Attention, chaud devant ! Voici la frontière, la limite, le carrefour ; à partir de cet album, tout change pour Pantera. Exit Terry Glaze, et bienvenue à celui qui deviendra le frontman iconique du quartet, Phil Anselmo... Et voilà ! Cela peut paraître sommaire, mais en effet, l'arrivée de Phil bouleverse la musique de Pantera. Il est l'élément qui, combiné au talent du trio déjà existant, va propulser le combo loin, toujours plus loin. Son timbre éraillé, qui hésite toutefois encore à s'affirmer et reste plutôt haut perché, contribue à souligner le durcissement du ton. "Power Metal", dont le titre fut honteusement récupéré par une branche musicale radicalement différente, n'est pas un disque de glam. C'est (enfin !) un vrai disque de heavy, carré, bourrin, sauvage, ambitieux et innovant.
Visiblement ravi, Darrell passe la seconde : du riff de "Power Metal", hymne thrash en diable, à ceux du vénéneux "Over And Out", il lâche tout ce qu'il a dans une furie guitaristique éblouissante. Nous sommes encore loin, bien sûr, des prouesses qui firent de lui un guitar hero, mais nous savons, nous sentons à l'écoute qu'il sait où il va, et que ses influences, digérées, n'alourdiront plus son jeu. Le frangin n'est pas en reste, et y va joyeusement de la double pédale, entre deux breaks jouissifs, soutenu par un Rex redevenu Brown avec lequel une communion du groove est en passe de s'établir pour de bon, comme le prouve la rythmique décapante de "Death Trap".
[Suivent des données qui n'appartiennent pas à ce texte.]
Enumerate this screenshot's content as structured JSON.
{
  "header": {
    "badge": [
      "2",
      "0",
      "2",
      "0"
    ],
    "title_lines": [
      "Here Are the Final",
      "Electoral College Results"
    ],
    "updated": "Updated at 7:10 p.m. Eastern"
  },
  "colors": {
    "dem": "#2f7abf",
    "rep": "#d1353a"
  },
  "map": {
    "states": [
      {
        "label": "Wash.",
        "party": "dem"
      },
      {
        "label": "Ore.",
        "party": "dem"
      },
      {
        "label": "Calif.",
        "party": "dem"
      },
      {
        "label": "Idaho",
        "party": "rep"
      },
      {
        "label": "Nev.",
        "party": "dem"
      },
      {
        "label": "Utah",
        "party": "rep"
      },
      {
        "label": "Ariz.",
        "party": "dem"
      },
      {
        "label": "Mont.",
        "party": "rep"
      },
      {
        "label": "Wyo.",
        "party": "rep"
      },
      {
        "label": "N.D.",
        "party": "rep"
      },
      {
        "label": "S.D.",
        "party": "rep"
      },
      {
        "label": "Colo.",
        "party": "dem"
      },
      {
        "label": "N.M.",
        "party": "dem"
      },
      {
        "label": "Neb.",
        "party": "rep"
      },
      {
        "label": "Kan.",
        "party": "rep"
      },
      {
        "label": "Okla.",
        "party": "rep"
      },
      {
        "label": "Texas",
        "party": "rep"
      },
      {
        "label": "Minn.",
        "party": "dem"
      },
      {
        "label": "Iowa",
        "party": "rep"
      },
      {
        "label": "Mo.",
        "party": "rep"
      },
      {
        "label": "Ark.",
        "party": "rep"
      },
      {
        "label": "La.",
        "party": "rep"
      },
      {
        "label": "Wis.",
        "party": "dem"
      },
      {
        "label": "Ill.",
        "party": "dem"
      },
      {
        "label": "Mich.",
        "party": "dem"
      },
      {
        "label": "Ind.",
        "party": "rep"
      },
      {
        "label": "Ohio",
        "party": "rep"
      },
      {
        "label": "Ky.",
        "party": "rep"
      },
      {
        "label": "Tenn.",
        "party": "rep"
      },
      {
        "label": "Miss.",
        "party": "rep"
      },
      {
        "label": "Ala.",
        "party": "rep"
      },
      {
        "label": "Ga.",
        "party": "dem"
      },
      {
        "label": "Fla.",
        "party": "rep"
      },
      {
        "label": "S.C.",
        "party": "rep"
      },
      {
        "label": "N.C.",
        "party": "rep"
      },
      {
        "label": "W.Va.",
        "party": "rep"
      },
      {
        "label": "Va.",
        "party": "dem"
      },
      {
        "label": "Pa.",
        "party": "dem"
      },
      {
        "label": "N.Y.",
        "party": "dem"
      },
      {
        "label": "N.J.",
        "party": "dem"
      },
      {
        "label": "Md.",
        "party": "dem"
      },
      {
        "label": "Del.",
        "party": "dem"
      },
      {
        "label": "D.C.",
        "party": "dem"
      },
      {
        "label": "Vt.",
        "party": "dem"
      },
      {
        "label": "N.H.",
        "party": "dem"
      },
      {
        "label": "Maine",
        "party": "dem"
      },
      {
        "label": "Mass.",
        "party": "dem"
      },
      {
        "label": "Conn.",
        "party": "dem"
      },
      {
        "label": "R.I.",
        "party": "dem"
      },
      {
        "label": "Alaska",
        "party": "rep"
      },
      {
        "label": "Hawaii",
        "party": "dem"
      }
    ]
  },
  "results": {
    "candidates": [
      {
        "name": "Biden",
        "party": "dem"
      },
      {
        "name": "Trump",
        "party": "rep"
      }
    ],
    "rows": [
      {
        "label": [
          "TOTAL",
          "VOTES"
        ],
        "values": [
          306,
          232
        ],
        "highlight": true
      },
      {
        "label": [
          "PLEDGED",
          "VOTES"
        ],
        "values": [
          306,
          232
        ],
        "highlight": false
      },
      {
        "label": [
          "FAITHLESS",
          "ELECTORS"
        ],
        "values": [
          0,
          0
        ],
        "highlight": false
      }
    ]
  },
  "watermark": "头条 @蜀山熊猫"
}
Les derniers relents de glam sont à chercher du côté de "Hard Ride", un tube en forme de power ballade avant l'heure. Une vraie petite pépite, à l'écriture lumineuse, et à l'efficacité incontestable. Darrell montre ici qu'il n'est pas qu'un shredder et que son art peut aussi s'exprimer dans un registre – relativement – plus calme. Les férus de thrash cracheront dans la soupe, mais les amateurs, comme moi, de mélodies entêtantes et de refrains que l'on ne peut que chantonner en tapant du pied, seront aux anges. A noter aussi la présence de "Down Below", issue de l'album précédent, qui est ici reprise avec Phil et qui bénéficie d'un son bien meilleur.
Le son, parlons-en : cette fois, le groupe tout entier co-produit l'album avec le père Abbott, pour un résultat encore amateur, manquant cruellement de profondeur, mais qui explose clairement la bouillie fadasse des réalisations précédentes. Et n'oublions pas la participation essentielle de Marc Ferrari, auteur de "Proud To Be Loud" avec son groupe Keel, qui prête son morceau et ses idées sonores à la bande, pour aider à parfaire un ensemble déjà réjouissant.
Avec "Power Metal", la messe est (presque) dite. Le line-up est là, et avec lui, le talent et une ambition pas si démesurée que ça : devenir calife à la place du calife. En 1988, le thrash commence déjà à s'essouffler après presque dix ans d'hégémonie furibarde, et sans le savoir, Pantera prendra la relève. Le groupe continuera à galérer un peu plus d'un an, écumant les bars et clubs du Grand Sud, développant son jeu de scène et son appétit pour l'excès, jusqu'à ce qu'un beau jour, un responsable A&R (Artists & Repertoire) de chez Atlantic Records ait la bonne idée de se trouver dans la même boîte que le quatuor, un soir de tempête... La suite fait désormais partie de l'histoire du métal.